İşte Şekip Mosturoğlu’nun açıklamaları….

2010 – 11 şampiyonluğu tarihi bir şampiyonluk, tarihimizin en önemli şampiyonluklarından bir tanesi ve maalesef 10 yıldır da o elde ettiğimiz şampiyonlukla ilgili mücadelemizi sürdürmek zorunda kaldık; hala da sürdürüyoruz. O şampiyonluğu sadece basit bir kupayla ifade etmek mümkün değil. Daha sonra 15 Temmuz’da gördük hain bir örgüt Türkiye Cumhuriyeti’nin içini sarmış, önemli kurum ve kuruluşlarla bir mücadeleye girmiş, vesayet mücadelesine girişmiş, bu mücadelede en büyük maalesef olumsuz darbeyi Fenerbahçe aldı ama övünerek ve gururla söylemek isterim ki ona karşı direnen ilk yapı Fenerbahçe oldu ve Fenerbahçe’nin direnişi 15 Temmuz’a ilham verdi. Bu kötü karanlık yapı, bütün boyutlarıyla Türkiye’de bir gerçek olarak ortaya çıktı. O açıdan değerlendirildiğinde, tarihi bir şampiyonluk.

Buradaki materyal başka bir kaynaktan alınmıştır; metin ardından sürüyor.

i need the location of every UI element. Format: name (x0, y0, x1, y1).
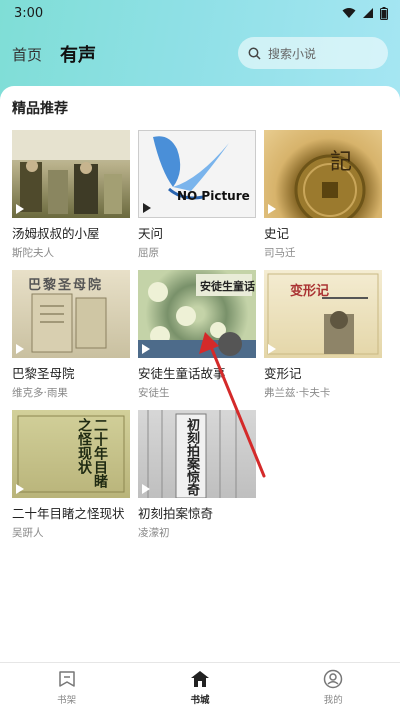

Bu örgütün Fenerbahçe’yi seçme sebebi, bunun hukuğa yansımış, yargılama süreçlerinde ortaya çıkan belgeleri de var ama şunu söyleyebilirim ki tabi ki o dönemde başımızda olan Sayın Aziz Yıldırım’ın Cumhuriyet’ten yana, devletten yana olan tavrı, Atatürk ve Türkiye sevdalısı olması, Fenerbahçe’nin bir sivil toplum kuruluşu olarak Atatürk izinde ve onu gösterdiği istikamette bütün mücadelesini veriyor olması bence bu saldırının en önemli sebeplerinden bir tanesi. Tabi ki camianın büyüklüğü, camianın olaylara bakış hassasiyeti, olaylar karşısında reaksiyon göstermesi. Bunların tamamı belli başlı sebepler. Bunlar yargı süreçlerinde ortaya çıkan konular. Zaten amaç büyük camiaları karşı karşıya getirip toplumsal çatışma noktaları, sinir uçları yaratabilmek. Maalesef de o günden bu güne hala o konu üzerinden süren tartışmalar, bitmek tükenmek bilmeyen düşmanlıklar devam ediyor.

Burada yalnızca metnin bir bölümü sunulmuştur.